Two teenagers charged yesterday they were beaten when cops discovered them hiding in a maintenance garage in Brownsville - and severely injured as officers sicced a police dog on them.
At a press conference at their lawyers' offices, William Bryant and Emmanuel Blake charged they were already handcuffed and under arrest for burglary when a German shepherd mauled them at 12:20 a.m. on Aug. 6 in a garage at the Marcus Garvey Houses.
"I thought the dog was going to kill me," said Blake, 19, as he sat next to his mother in the office of his lawyer, Andrew Stoll, in downtown Brooklyn.
Police Department officials yesterday said they responded to a call to a burglary in progress that night and, with a canine unit, found the teens hiding in an air shaft.
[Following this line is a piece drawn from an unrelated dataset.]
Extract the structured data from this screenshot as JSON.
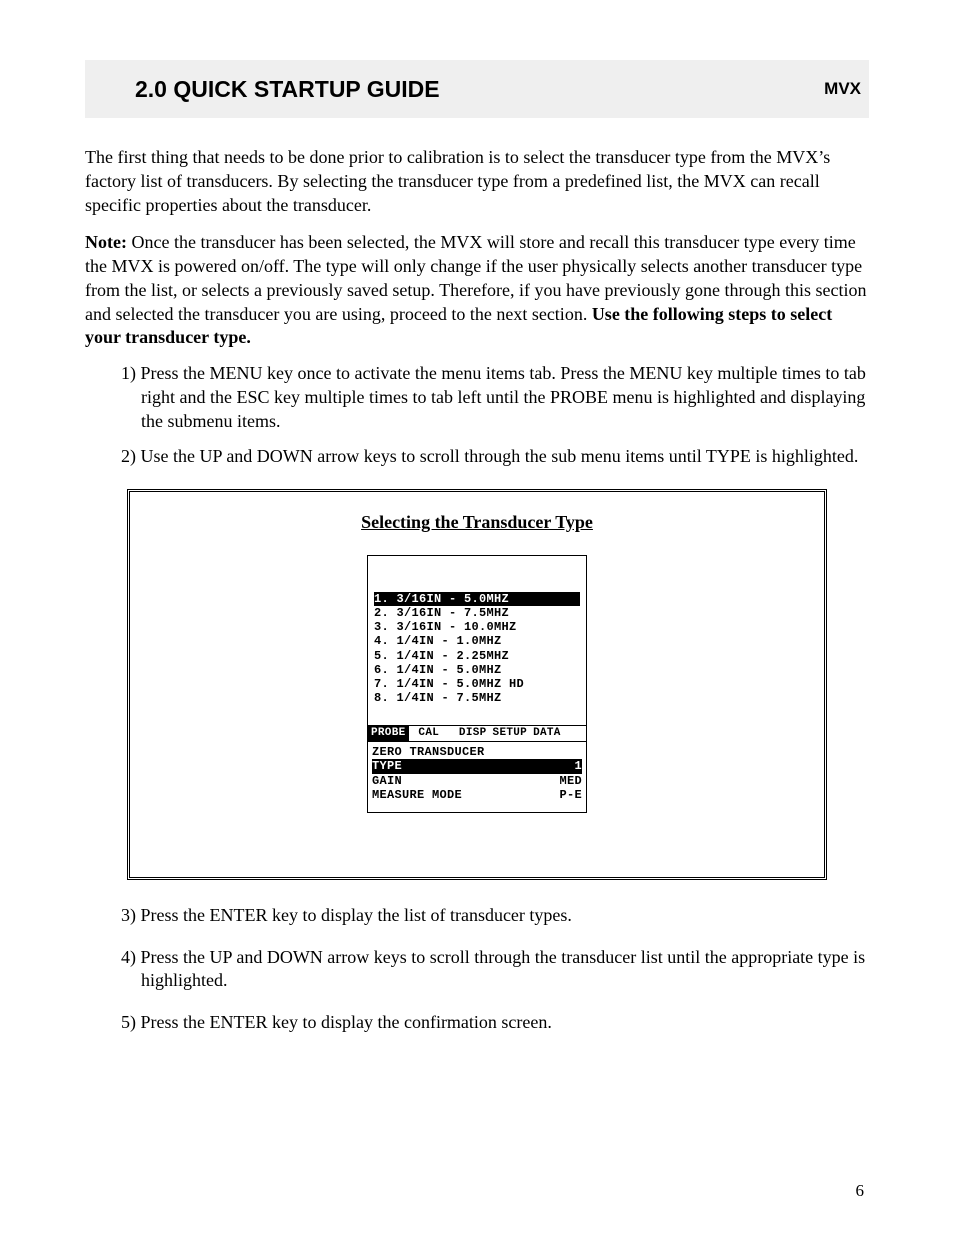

They were charged with burglary and trespassing.
Bryant, who has an open wound on his right leg, and Blake said they were not burglarizing the garage but hanging out in a place where kids in the city Housing Authority complex regularly seek refuge.
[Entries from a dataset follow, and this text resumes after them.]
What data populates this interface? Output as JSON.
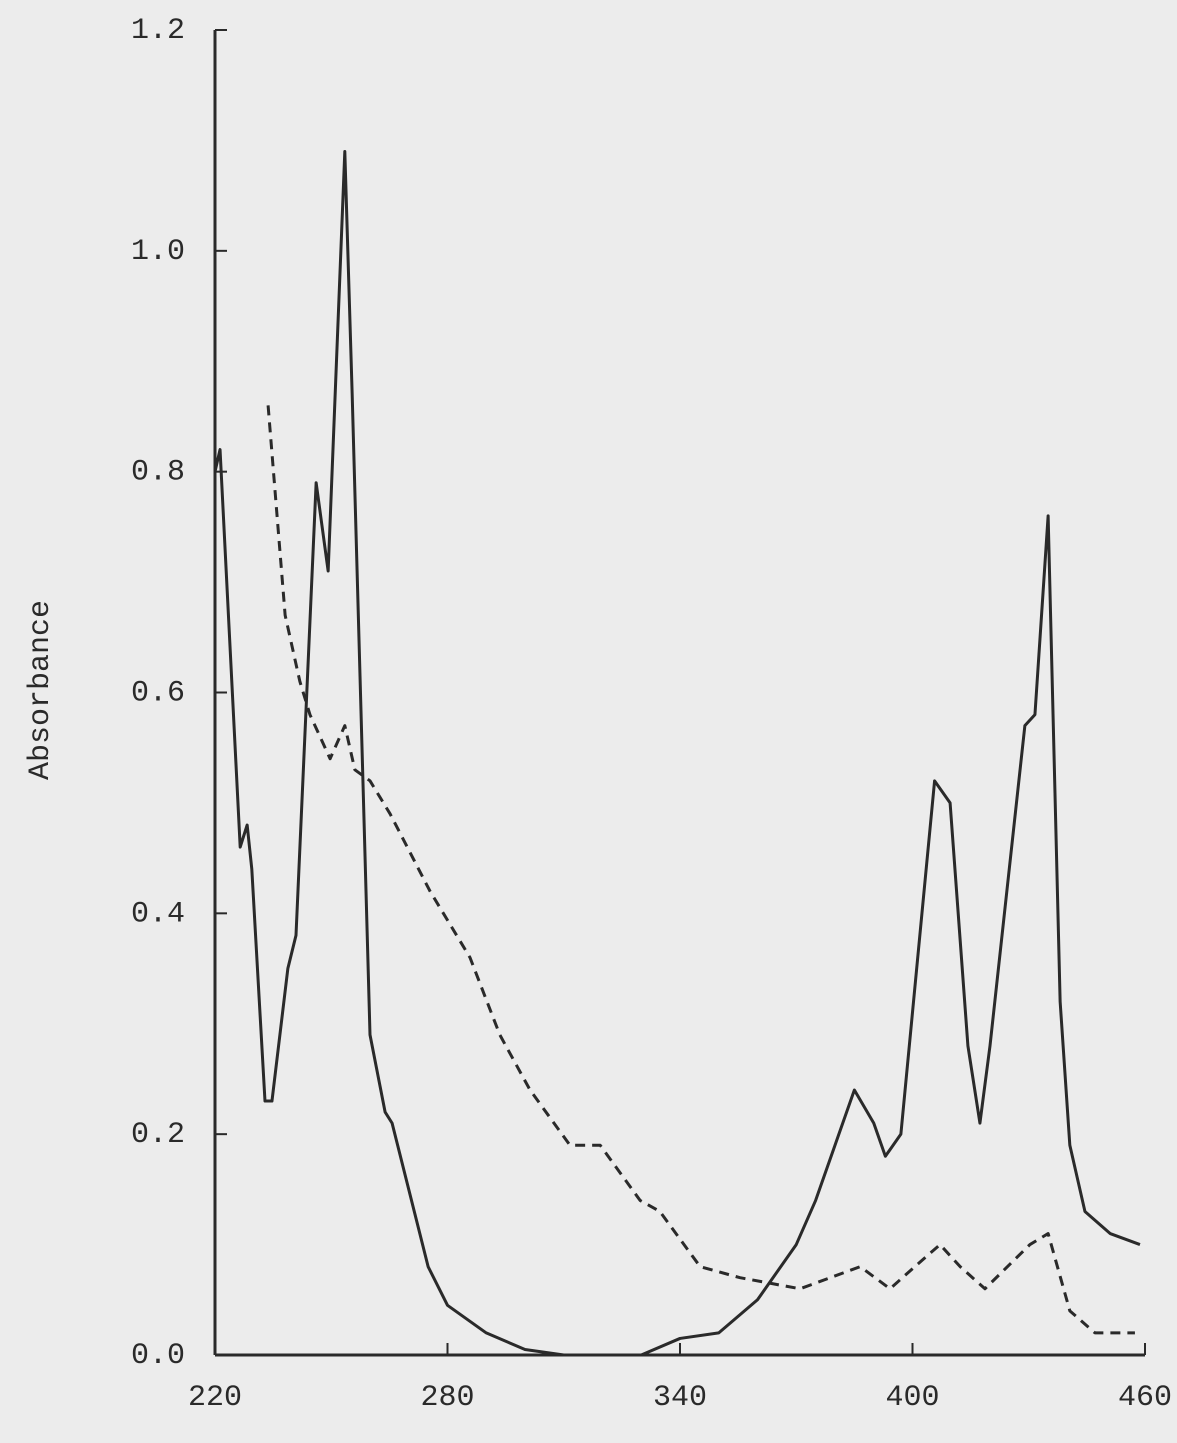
{
  "chart_data": {
    "type": "line",
    "y_label": "Absorbance",
    "series": [
      {
        "color": "#2a2a2a",
        "style": "solid",
        "x": [
          220,
          221.3,
          226.5,
          228.3,
          229.5,
          232.9,
          234.7,
          238.8,
          240.9,
          246.1,
          249.2,
          253.5,
          255.4,
          260,
          263.9,
          265.7,
          275,
          280,
          290,
          300,
          310,
          320,
          330,
          340,
          350,
          360,
          370,
          375,
          380,
          385,
          390,
          393,
          397,
          405.7,
          409.7,
          414.3,
          417.4,
          420,
          429,
          431.6,
          435,
          438.1,
          440.6,
          444.5,
          451,
          458.7
        ],
        "values": [
          0.8,
          0.82,
          0.46,
          0.48,
          0.44,
          0.23,
          0.23,
          0.35,
          0.38,
          0.79,
          0.71,
          1.09,
          0.87,
          0.29,
          0.22,
          0.21,
          0.08,
          0.045,
          0.02,
          0.005,
          0.0,
          0.0,
          0.0,
          0.015,
          0.02,
          0.05,
          0.1,
          0.14,
          0.19,
          0.24,
          0.21,
          0.18,
          0.2,
          0.52,
          0.5,
          0.28,
          0.21,
          0.28,
          0.57,
          0.58,
          0.76,
          0.32,
          0.19,
          0.13,
          0.11,
          0.1
        ]
      },
      {
        "color": "#2a2a2a",
        "style": "dashed",
        "x": [
          233.7,
          238.1,
          241.9,
          244.5,
          249.7,
          253.5,
          256.1,
          260,
          265.2,
          275.5,
          285.8,
          293.5,
          301.3,
          311.6,
          319.4,
          329.7,
          334.8,
          345.2,
          355.5,
          371,
          386.5,
          394.2,
          400.6,
          407.1,
          412.3,
          418.7,
          430.3,
          435,
          440.6,
          447.1,
          457.4
        ],
        "values": [
          0.86,
          0.67,
          0.61,
          0.58,
          0.54,
          0.57,
          0.53,
          0.52,
          0.49,
          0.42,
          0.36,
          0.29,
          0.24,
          0.19,
          0.19,
          0.14,
          0.13,
          0.08,
          0.07,
          0.06,
          0.08,
          0.06,
          0.08,
          0.1,
          0.08,
          0.06,
          0.1,
          0.11,
          0.04,
          0.02,
          0.02
        ]
      }
    ],
    "xlim": [
      220,
      460
    ],
    "xticks": [
      220,
      280,
      340,
      400,
      460
    ],
    "ylim": [
      0,
      1.2
    ],
    "yticks": [
      {
        "value": 0,
        "label": "0.0"
      },
      {
        "value": 0.2,
        "label": "0.2"
      },
      {
        "value": 0.4,
        "label": "0.4"
      },
      {
        "value": 0.6,
        "label": "0.6"
      },
      {
        "value": 0.8,
        "label": "0.8"
      },
      {
        "value": 1.0,
        "label": "1.0"
      },
      {
        "value": 1.2,
        "label": "1.2"
      }
    ],
    "grid": false
  }
}
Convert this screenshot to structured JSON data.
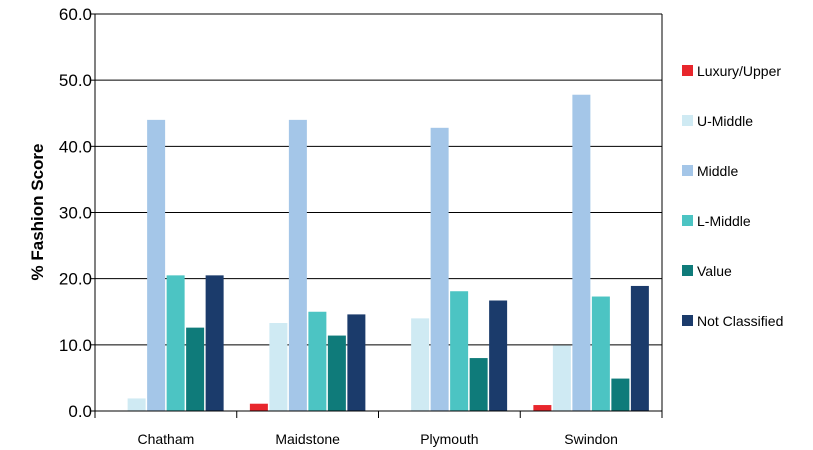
{
  "chart_data": {
    "type": "bar",
    "title": "",
    "xlabel": "",
    "ylabel": "% Fashion Score",
    "categories": [
      "Chatham",
      "Maidstone",
      "Plymouth",
      "Swindon"
    ],
    "ylim": [
      0,
      60
    ],
    "yticks": [
      "0.0",
      "10.0",
      "20.0",
      "30.0",
      "40.0",
      "50.0",
      "60.0"
    ],
    "grid": true,
    "legend_position": "right",
    "series": [
      {
        "name": "Luxury/Upper",
        "color": "#e8262c",
        "values": [
          0,
          1.1,
          0,
          0.9
        ]
      },
      {
        "name": "U-Middle",
        "color": "#cfeaf3",
        "values": [
          1.9,
          13.3,
          14.0,
          9.9
        ]
      },
      {
        "name": "Middle",
        "color": "#a4c6e8",
        "values": [
          44.0,
          44.0,
          42.8,
          47.8
        ]
      },
      {
        "name": "L-Middle",
        "color": "#4cc4c3",
        "values": [
          20.5,
          15.0,
          18.1,
          17.3
        ]
      },
      {
        "name": "Value",
        "color": "#0f7b7a",
        "values": [
          12.6,
          11.4,
          8.0,
          4.9
        ]
      },
      {
        "name": "Not Classified",
        "color": "#1b3b6b",
        "values": [
          20.5,
          14.6,
          16.7,
          18.9
        ]
      }
    ]
  }
}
Police brass said that because a lawsuit was being threatened, they could not comment further on the case.
On Monday, a Brooklyn grand jury declined to indict Bryant and Blake on the felony burglary charge, though they were charged with misdemeanor trespassing, prosecutors said.
"There was no resisting arrest here, there was no fight with the police officers," Stoll said. "And, at the time our clients were attacked by this dog, they were in the complete control of the police officers and already restrained."
Stoll said the cops allowed the dog to maul Bryant until he gave up his buddy, and then sicced the dog on Blake for "good measure."
The attorney said the teens are filing a $10 million federal civil rights lawsuit, and that their notice of claim - indicating their intention to sue the city - would be given to the controller's office by 5 p.m. yesterday.
Stoll also charged that the NYPD and District Attorney Charles Hynes' office should have investigated the allegations of police brutality.
Hynes' office called on the lawyer to work with them.
"We have approached the lawyer to ask his cooperation in waiving the speedy trial rules so we can investigate, and he has not responded to that in more than a week," a spokesman said.
While Stoll charged that prosecutors granted immunity to the cops when they allowed them to testify in the grand jury, law enforcement sources said the allegations of brutality were not made until after the case was presented to the panel.